Gateways are corridors to success, transportation leaders say

TORONTO — In an increasingly global economy, Canada has a head start on the U.S., but it must continue to build its gateway strategies and rebuild its aging infrastructure.

That was the key message from transportation executives at a "State of Logistics" round-table event in Toronto on April 6.

Doug Harrison, president of Calyx Transportation Group, and Peter Ladouceur, assistant vice-president of sales and marketing for CN, addressed more than 100 logisticians at the event, organized by the Toronto chapter of the Council of Supply Chain Management Professionals (CSCMP).

"I think the U.S. has greater infrastructure issues, no doubt about it. From a competitive standpoint that should give our country a leg up on them," said Harrison. "But as the economy improves there’s a question of how our ports, rail, and other publically shared facilities will recover and gain leverage."

He said the federal, provincial, and even local governments in Canada must be aware that transportation and logistics are key elements of the economy, and if Canada is going to continue to be productive in a global setting, there must be greater investment on that infrastructure.

"Canada’s future will be made on more of our natural resource sector," he said. "I’m not sure we have the infrastructure to continue to drive growth."

Ladouceur also spoke of the importance of maintaining infrastructure in order to strengthen supply chains.

“Globalization is great for a whole number of reasons," he said. "But globalization also means your supply chain is incredibly long, and just about anything can screw up a supply chain. Typhoons. Railroad incidents. Stevedores that don’t work on Easter Friday – that’s a real life example from Vancouver. There’s a whole lot of things that can happen to supply chains. And while it’s great to have lower labour costs, there’s a lot of work required to keep them going."

He said Canada’s true strength is its appreciation of gateway strategies.

"We’re often humble, here in Canada, about what we do day in and day out, whereas we should really be proud, especially when you stack us up against other competing gateways," he said. "I’ve seen a bunch of them in Canada. And they are absolutely fantastic ways to get stuff into North America."

It’s one of the things Canadians do right, he said.

"I’m not taking a shot at the U.S. ports, but we have our act together here in a way that they envy. And they’re only now starting to figure out this whole gateway thing."

Ladouceur cited the ports of Los Angeles and Long Beach as a comparison to Port Metro Vancouver.

"They have this mammoth facility, the biggest port in North America, and they have a line running down the middle of it because one side of it is Long Beach jurisdiction, and the other is L.A. Different policies, different agreements," he said. "If that were Canada, it would probably be one port authority and they wouldn’t be competing against each other. That’s what Port Metro Vancouver did. All the ports were competing against each other. It was crazy, so they collapsed it all into one, and now there’s one big cohesive strategy for Vancouver."

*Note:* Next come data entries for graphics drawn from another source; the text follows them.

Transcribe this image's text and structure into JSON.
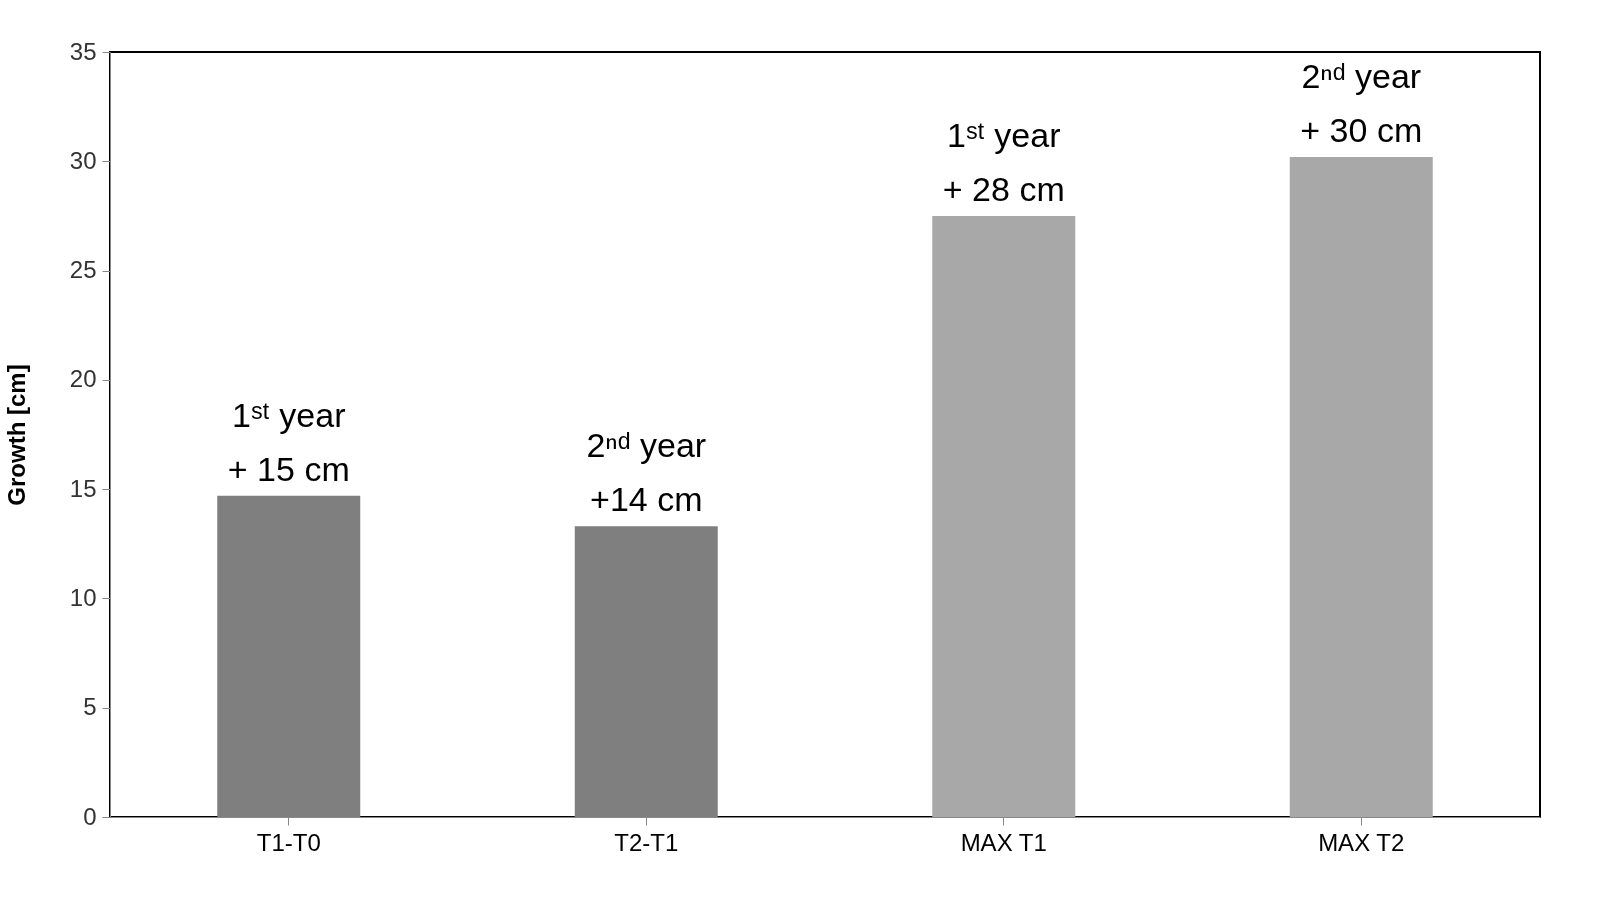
{
  "chart_data": {
    "type": "bar",
    "ylabel": "Growth [cm]",
    "categories": [
      "T1-T0",
      "T2-T1",
      "MAX T1",
      "MAX T2"
    ],
    "values": [
      14.7,
      13.3,
      27.5,
      30.2
    ],
    "colors": [
      "#7f7f7f",
      "#7f7f7f",
      "#a8a8a8",
      "#a8a8a8"
    ],
    "ylim": [
      0,
      35
    ],
    "yticks": [
      0,
      5,
      10,
      15,
      20,
      25,
      30,
      35
    ],
    "grid": false,
    "annotations": [
      {
        "text": "1ˢᵗ year\n+ 15 cm",
        "x": "T1-T0",
        "y": 14.7
      },
      {
        "text": "2ⁿᵈ year\n+14 cm",
        "x": "T2-T1",
        "y": 13.3
      },
      {
        "text": "1ˢᵗ year\n+ 28 cm",
        "x": "MAX T1",
        "y": 27.5
      },
      {
        "text": "2ⁿᵈ year\n+ 30 cm",
        "x": "MAX T2",
        "y": 30.2
      }
    ]
  }
}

Harrison said Canadians have embraced transportation corridors at the federal, provincial, and local levels.

"There is probably a position that can be made that Canada should be the entry point for global trade into North America," he said. "I think we’re seeing some of that start to evolve but in our true typical Canadian style, I think we’re understated about that opportunity."

The two industry leaders also spent a fair bit of time discussing the possibility of a skilled trade shortage.

"One of the key restrictions, not only for service providers, but for any company in Canada will be the availability of skilled talent," said Harrison. "As the economy improves, we’ll be back to very low unemployment rates and the shortage of skilled talent that the country was starting to face leading into the downturn."

He suggested the education system does not do a good job of promoting supply chain careers.

"We’re slowly coming up to speed on that, but we still have a long way to go. If you look for well-trained logistics talent, at the post-graduate level, it’s still relatively scarce," he said.

"In our business, in the next five to seven years, 50% of the workforce is going to retire with a big old smile on their faces," said Ladouceur. "These people make pretty good money. It’s not rocket science, but being a locomotive conductor or engineer, these are good jobs, with pensions and benefits and all the rest of it. I worry sometimes, as a logistician, that the young people that are coming up these days, either don’t know about this, don’t care about this, or even if they do know and do care, they don’t want anything to do with it."

Today’s young people may not be looking for the kind of jobs offered in logistics, but it’s critical that we find workers, he said.

"Where will the next generation of long-haul, over-the-road truckers come from who are will to be away from their families for five nights a week? Where will the locomotive engineers and conductors come from? These are good paying jobs, and our kids don’t really understand them."

He said the industry needs to do more to make our profession more attractive to young people.

"We as professionals need to think about renewal, because we need people to drive the trains and the trucks and run the warehouses," he said. "It’s what we do."